Iowa’s offense had its most complete game of the year on Saturday (it was against UNI I know shut up mom) but we’re three-and-oh and neither Michigan school nor Wisconsin can say the same so kindly piss off.

4. Wisconsin (2-1, 0-0)

Poor Badgers. This is what happens when a state full of alcoholics welcomes a bunch of missionaries into their home: the cleaning supplies is dusted off, the cheese isn’t fried — but served on a nice leafy salad — and four hours later we’re thanking our visitors.

Why? You’re not sure, but it feels like the right thing to do.

Tune in next week to watch Wisconsin drop to No. 7 in these rankings!

5. Michigan (2-1, 0-0)

I am so off team Michigan it’s not even funny. I don’t care if Shea Patterson was downright surgical against an 0-3 SMU team, or if its third and fourth string running backs combined for nearly 150 yards rushing. I still think this team turtles when it gets to the Big Ten and there isn’t enough lactose in the U.P. to stop that from happening.

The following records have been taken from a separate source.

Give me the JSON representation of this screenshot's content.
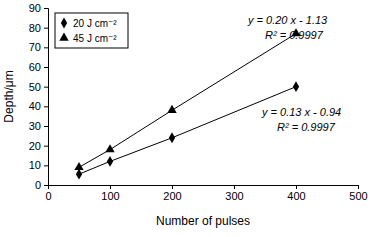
{
  "chart_data": {
    "type": "line",
    "x_label": "Number of pulses",
    "y_label": "Depth/μm",
    "x": [
      50,
      100,
      200,
      400
    ],
    "series": [
      {
        "name": "20 J cm⁻²",
        "color": "#000000",
        "marker": "diamond",
        "values": [
          5.5,
          12,
          24,
          50
        ]
      },
      {
        "name": "45 J cm⁻²",
        "color": "#000000",
        "marker": "triangle",
        "values": [
          9,
          18,
          38,
          77
        ]
      }
    ],
    "annotations": [
      "y = 0.20 x - 1.13",
      "R² = 0.9997",
      "y = 0.13 x - 0.94",
      "R² = 0.9997"
    ],
    "xlim": [
      0,
      500
    ],
    "xticks": [
      0,
      100,
      200,
      300,
      400,
      500
    ],
    "ylim": [
      0,
      90
    ],
    "yticks": [
      0,
      10,
      20,
      30,
      40,
      50,
      60,
      70,
      80,
      90
    ],
    "grid": false,
    "legend": "upper left"
  }
}
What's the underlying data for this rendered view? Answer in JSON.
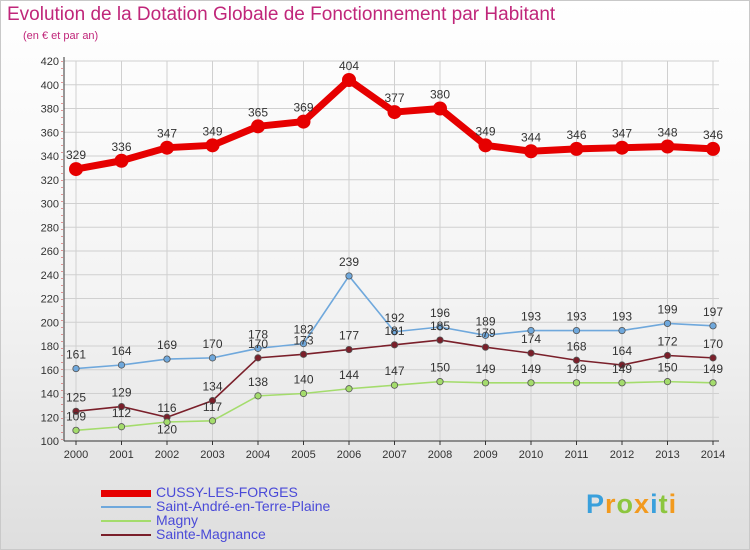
{
  "title": "Evolution de la Dotation Globale de Fonctionnement par Habitant",
  "subtitle": "(en € et par an)",
  "colors": {
    "title": "#c0267a",
    "legend_text": "#4a4ad8",
    "grid": "#d0d0d0",
    "axis": "#333333",
    "axis_dots": "#cc3333"
  },
  "chart_data": {
    "type": "line",
    "x": [
      "2000",
      "2001",
      "2002",
      "2003",
      "2004",
      "2005",
      "2006",
      "2007",
      "2008",
      "2009",
      "2010",
      "2011",
      "2012",
      "2013",
      "2014"
    ],
    "ylim": [
      100,
      420
    ],
    "yticks": [
      100,
      120,
      140,
      160,
      180,
      200,
      220,
      240,
      260,
      280,
      300,
      320,
      340,
      360,
      380,
      400,
      420
    ],
    "grid": true,
    "legend_position": "bottom-left",
    "series": [
      {
        "name": "CUSSY-LES-FORGES",
        "color": "#e60000",
        "width": 7,
        "marker": 7,
        "values": [
          329,
          336,
          347,
          349,
          365,
          369,
          404,
          377,
          380,
          349,
          344,
          346,
          347,
          348,
          346
        ]
      },
      {
        "name": "Saint-André-en-Terre-Plaine",
        "color": "#6fa8dc",
        "width": 1.6,
        "marker": 3.2,
        "values": [
          161,
          164,
          169,
          170,
          178,
          182,
          239,
          192,
          196,
          189,
          193,
          193,
          193,
          199,
          197
        ]
      },
      {
        "name": "Magny",
        "color": "#a4dc6c",
        "width": 1.6,
        "marker": 3.2,
        "values": [
          109,
          112,
          116,
          117,
          138,
          140,
          144,
          147,
          150,
          149,
          149,
          149,
          149,
          150,
          149
        ]
      },
      {
        "name": "Sainte-Magnance",
        "color": "#7a1f2a",
        "width": 1.6,
        "marker": 3.2,
        "values": [
          125,
          129,
          120,
          134,
          170,
          173,
          177,
          181,
          185,
          179,
          174,
          168,
          164,
          172,
          170
        ]
      }
    ],
    "data_labels": [
      [
        "329",
        "336",
        "347",
        "349",
        "365",
        "369",
        "404",
        "377",
        "380",
        "349",
        "344",
        "346",
        "347",
        "348",
        "346"
      ],
      [
        "161",
        "164",
        "169",
        "170",
        "178",
        "182",
        "239",
        "192",
        "196",
        "189",
        "193",
        "193",
        "193",
        "199",
        "197"
      ],
      [
        "109",
        "112",
        "116",
        "117",
        "138",
        "140",
        "144",
        "147",
        "150",
        "149",
        "149",
        "149",
        "149",
        "150",
        "149"
      ],
      [
        "125",
        "129",
        "120",
        "134",
        "170",
        "173",
        "177",
        "181",
        "185",
        "179",
        "174",
        "168",
        "164",
        "172",
        "170"
      ]
    ]
  },
  "legend": [
    {
      "label": "CUSSY-LES-FORGES"
    },
    {
      "label": "Saint-André-en-Terre-Plaine"
    },
    {
      "label": "Magny"
    },
    {
      "label": "Sainte-Magnance"
    }
  ],
  "logo": {
    "letters": [
      "P",
      "r",
      "o",
      "x",
      "i",
      "t",
      "i"
    ],
    "colors": [
      "#3aa0dc",
      "#f29a1e",
      "#8cc63f",
      "#f29a1e",
      "#3aa0dc",
      "#8cc63f",
      "#f29a1e"
    ]
  }
}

6. Michigan State (1-1, 0-0)

Michigan State served its bye during week three of the season, for some reason. I doubt the Spartans will learn from their mistakes back from the ASU game, but whatever, the Big Ten is ass and MSU will probably be fine.

7. Minnesota (3-0, 0-0)

It’s only a matter of time until Minnesota realizes starting a walk-on true freshman at quarterback isn’t the best idea.

8. Indiana (3-0, 0-0)

Guys, Indiana might actually have a real quarterback in Peyton Ramsey.

More likely, however, is the prospect that Ramsey is just another in long string of Zander Diamont’s.

9-11. Northwestern, Purdue, Maryland

Choose your own adventure! Except this adventure is more like a Saw movie where you have to gnaw off your own arm in Ron Zook’s basement if you ever want to see the light of day again.

12. Illinois (2-1, 0-0)

The Illini gave up a 50-yard touchdown with three minutes left in the game to lose to USF in Soldier Field.

You can change the jersey’s, but the Chicago Bears are still the Chicago Bears.

13. Nebraska (0-2, 0-0)

14. Rutger (1-2, 0-1)

Congratulations to Rutger, who allowed Kansas to win its first game against a Power Five team since the bronze age.